Influence sur les taux :
Croissance européenne : + 1,4 %
La BCE table pour cette année sur une augmentation du PIB de 1,7 % (contre une prévision de 2 % en décembre 2007). Les prévisions de croissance pour la zone euro ont été également révisées à la baisse par le FMI, à 1,4 % en 2008, contre 1,6 % anticipé en janvier et une croissance de 2,6 % en 2007. La croissance a ralenti dans la zone euro en 2007, à 2,6 % contre 2,8 % en 2006.
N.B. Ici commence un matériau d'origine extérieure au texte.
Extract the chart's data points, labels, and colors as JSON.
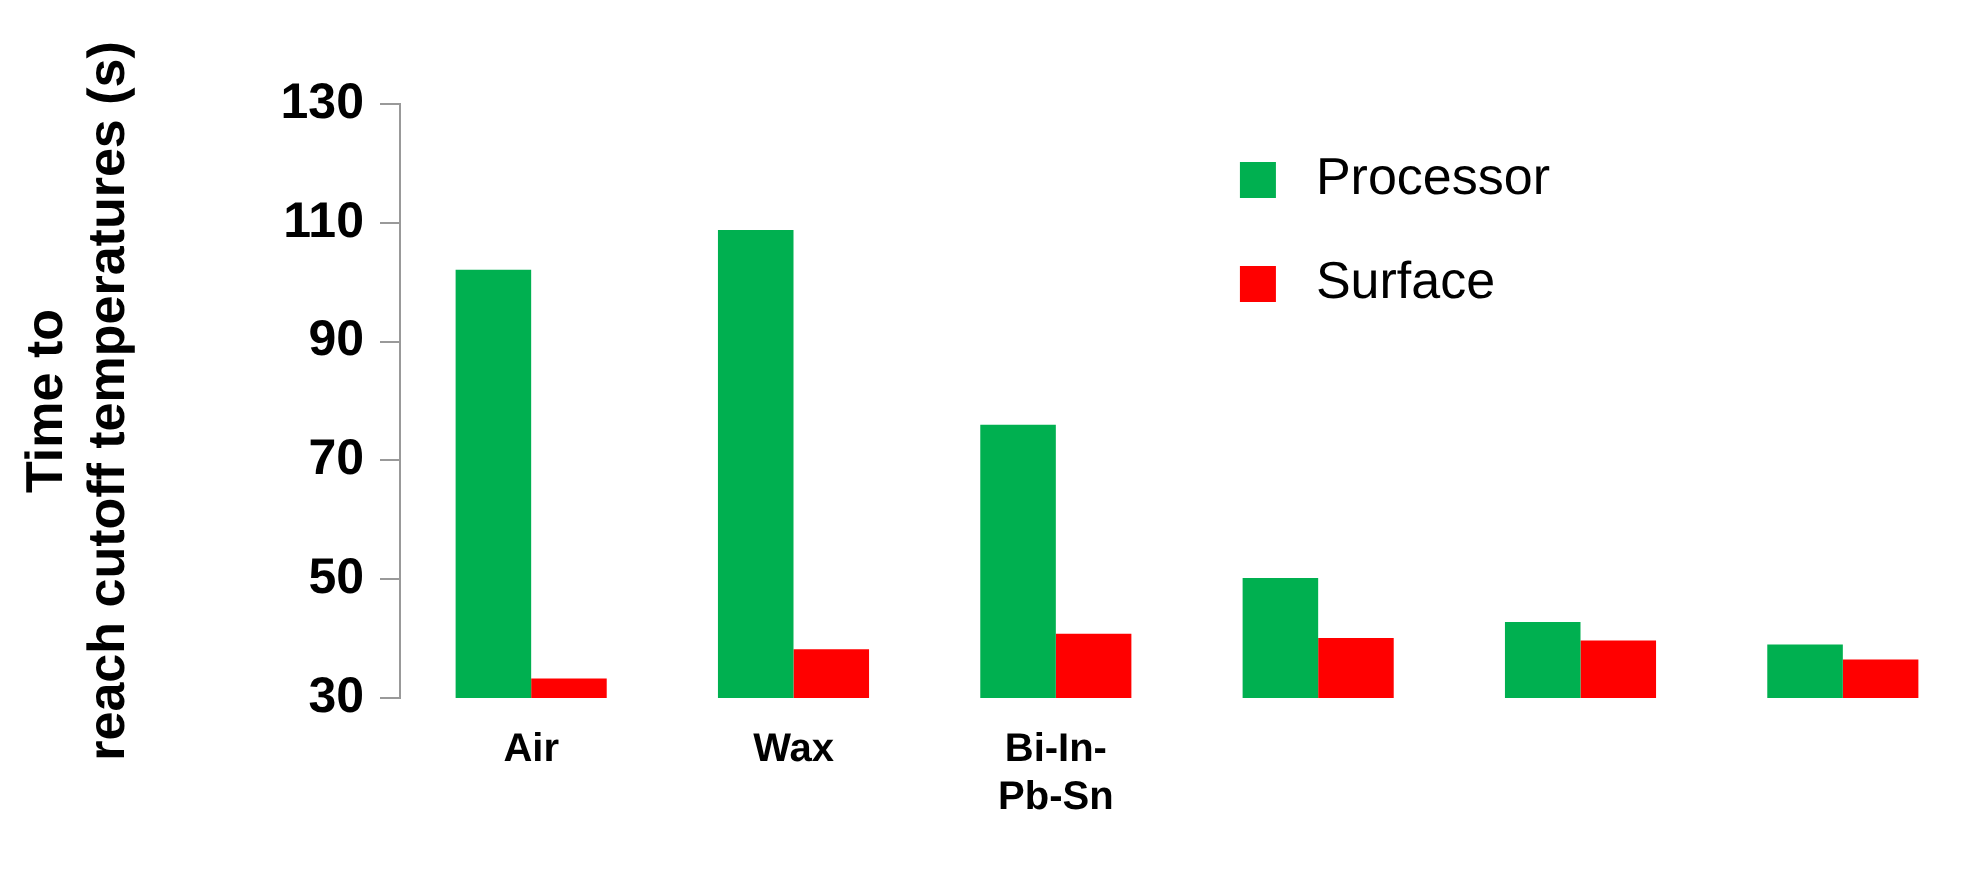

Ce ralentissement de la croissance a une influence à la baisse sur les taux d'intérêt. Il devrait en effet conduire la BCE à adopter une politique monétaire plus accommodante tout en restant vigilante par rapport aux risques inflationnistes.
Influence sur les taux :
Croissance américaine : +0,5 %
Dans ses prévisions d’avril 2008, le Fonds monétaire international (FMI) estime à 0,5 % la croissance américaine en 2008 contre une prévision de 1,6 % en janvier 2008. La croissance américaine a fortement baissé au 4ème trimestre de l'année 2007, passant de 4,9 % au 3ème trimestre à 0,6 %. En 2007, les Etats-Unis ont connu une croissance économique de 2,2 % (niveau de croissance le plus faible depuis 2002). La crise de l'immobilier américain ralentit sensiblement la croissance et cela impacte progressivement la consommation des ménages qui représente 70 % du PIB. L'indice de confiance du Michigan est tombé à 63,2 (69 attendu) en avril 2008 contre 69,5 en mars 2008, en raison des inquiétudes liées à la baisse des revenus et à la hausse du chômage. Cette baisse de l'indice du Michigan, à son plus bas niveau depuis février 1992 (soit 16 ans), marque une entrée en récession de l’économie américaine. La récession américaine a une influence majeure sur l'évolution des taux d'intérêt. La FED, a déjà laissé entendre qu’elle procèderait à une nouvelle baisse de son taux directeur lors de sa prochaine réunion.
Influence sur les taux :
Taux de chômage aux Etats-Unis : 5,1 %
L’économie américaine a été marquée en mars, 2008 par une destruction de 80 000 emplois, contre 63 000 suppressions en février et 22 000 en janvier. Ce qui confirme que l’économie américaine est rentrée dans une récession. La destruction d’emplois a été plus forte dans la construction et l’industrie manufacturière. Le taux de chômage est estimé à 5,1 % pour le mois de mars 2008 contre 4,8 % en février 2008.
Influence sur les taux :
Marchés financiers court terme : 4,83 %
Le taux d'intérêt à 1 an se situe à 4,83 % au 21 avril 2008. La crise des marchés interbancaires a entraîné une très forte augmentation des taux à court terme entre juillet 2007 et la fin de l'année pour atteindre 4,89 % le 17 décembre 2007. Les marchés anticipent une baisse des taux de la BCE de 0,5 % au second semestre 2008. Il faut noter que les taux actuels des marchés financiers intègrent déjà l'anticipation de cette baisse de la part de la BCE.
Influence sur les taux :
Marchés financiers long terme : 4,28 %
Le taux d'intérêt à long terme (10 ans) s’établit à 4,28 % au 21 avril 2008. Il se situait à 4,25 % en début d'année et était monté jusqu'à 4,70 % en juillet 2007. Le taux d'intérêt à long terme a connu ainsi une baisse de 0,42 % sur une période de 9 mois.
Compte tenu du ralentissement marqué de la croissance économique et de la crise des marchés boursiers, il est probable que les taux à long terme (OAT 10 ans) resteront durablement en dessous de 4,50%.